Limo driver in N.Y. crash previously had concerns about vehicles, wife says
The wife of the limousine driver who died in the crash that killed 19 other people in upstate New York says he previously had some concerns about the safety of the vehicles he was driving.
Scott Lisinicchia was driving the limousine that ran through a stop sign Saturday at the bottom of a T-intersection on a rural road in Schoharie, 40 kilometres west of Albany. The crash killed two pedestrians and all 18 people in the limo, who were celebrating a woman’s birthday.
Kim Lisinicchia told CBS that her husband had mentioned a few times that he needed a different vehicle,
She also said the company, Prestige Limousine, told Lisinicchia that the “cars were all right.”
New York Gov. Andrew Cuomo told reporters Monday that an inspection of the limo turned up several violations and that the limo wasn’t properly licenced.
Cuomo also said the driver didn’t have the appropriate license and the stretch limo had been rebuilt in a way that violated federal law.
Lisinicchia’s twin brother, Keith, said he was an experienced and conscientious driver who was properly licensed, amid concerns about the limo company, Prestige Limousine.
Prestige Limousine has been criticized for maintaining vehicles rife with violations and for employing a driver lacking a commercial license.
Prestige’s lawyer, Lee Kindlon, has said that safety issues were corrected. He said the driver might have misjudged his ability to stop at the bottom of a hill.
WATCH: Limo driver wasn’t licensed; vehicle didn’t pass inspection
Kim Lisinicchia said her husband was an excellent driver and in excellent health.
“I don’t know what that’s about,” she said about the questions regarding her husband’s liscencing. “Even if he didn’t have the proper license, this still would’ve happened and I feel like he still would have got blamed.”
Kim Lisinicchia said she felt like she has to speak up for her husband in the wake of the allegations.
“I feel for these victims,” she said. “I am in no way trying to make it seem like it’s about me or my husband.
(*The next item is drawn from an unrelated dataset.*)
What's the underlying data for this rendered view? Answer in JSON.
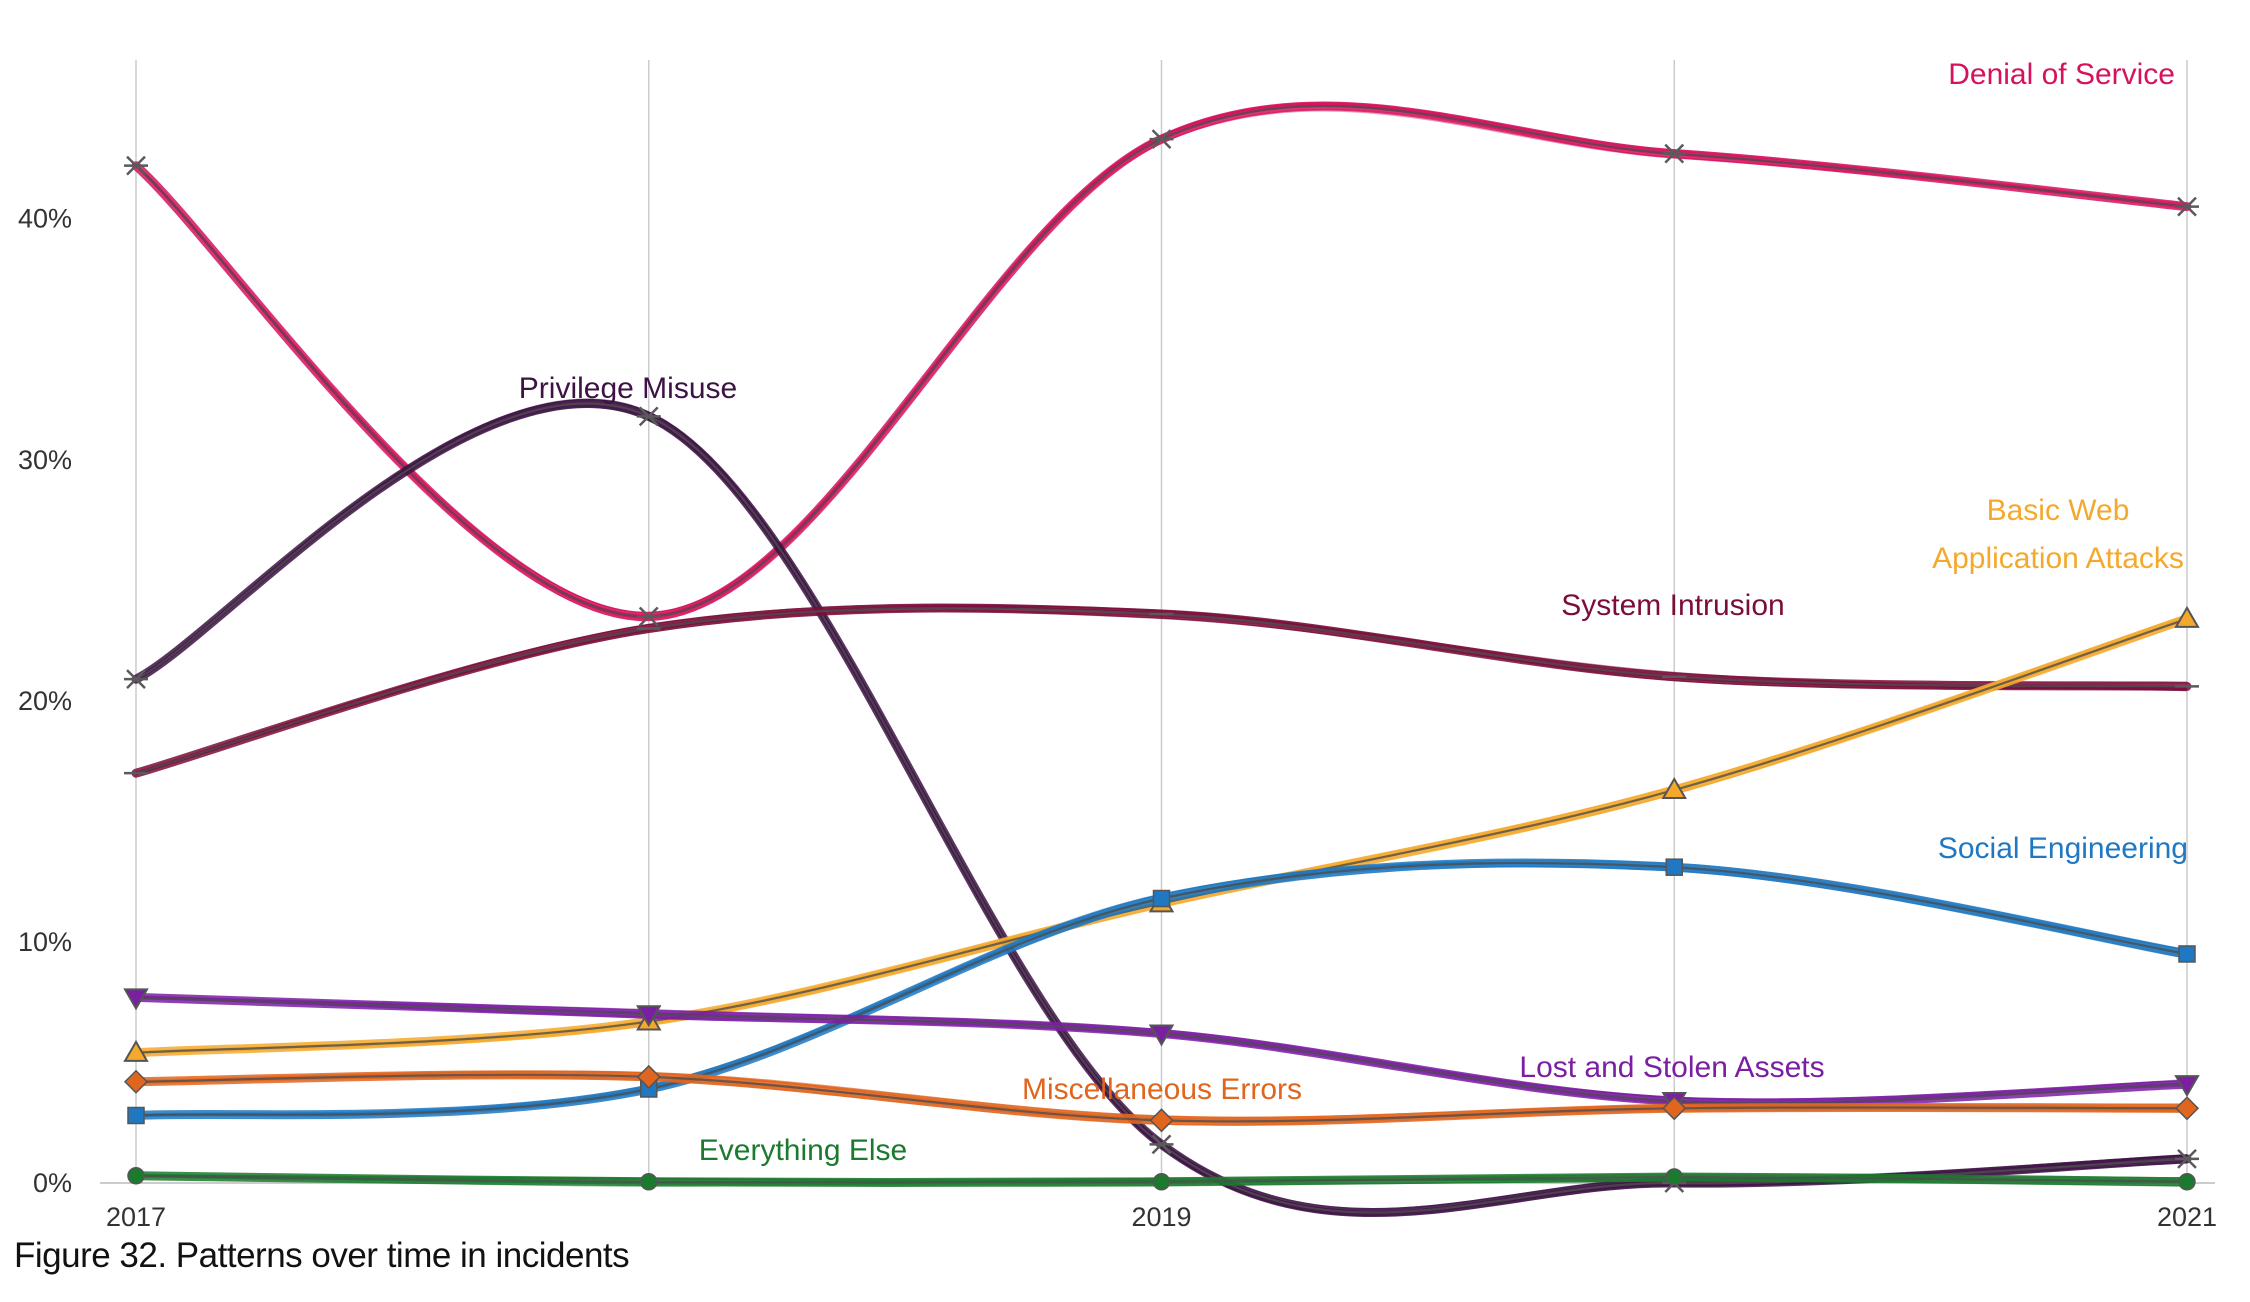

I just want my husband to be vindicated. I have to stand for him, ’cause nobody else will.”
“It has been so difficult because I think about him every day,” she told CBS.
State Department of Transportation spokesman Joseph Morrissey said a sticker was placed on the vehicle after the September inspection declaring it “unserviceable.” He said Kindlon’s assertion that the code violations had been corrected and the vehicle cleared for service was “categorically false.”
Even if the repairs were made, the limo would have needed to be re-inspected and the owner would need approval again to transport passengers, a state transportation department spokesman said.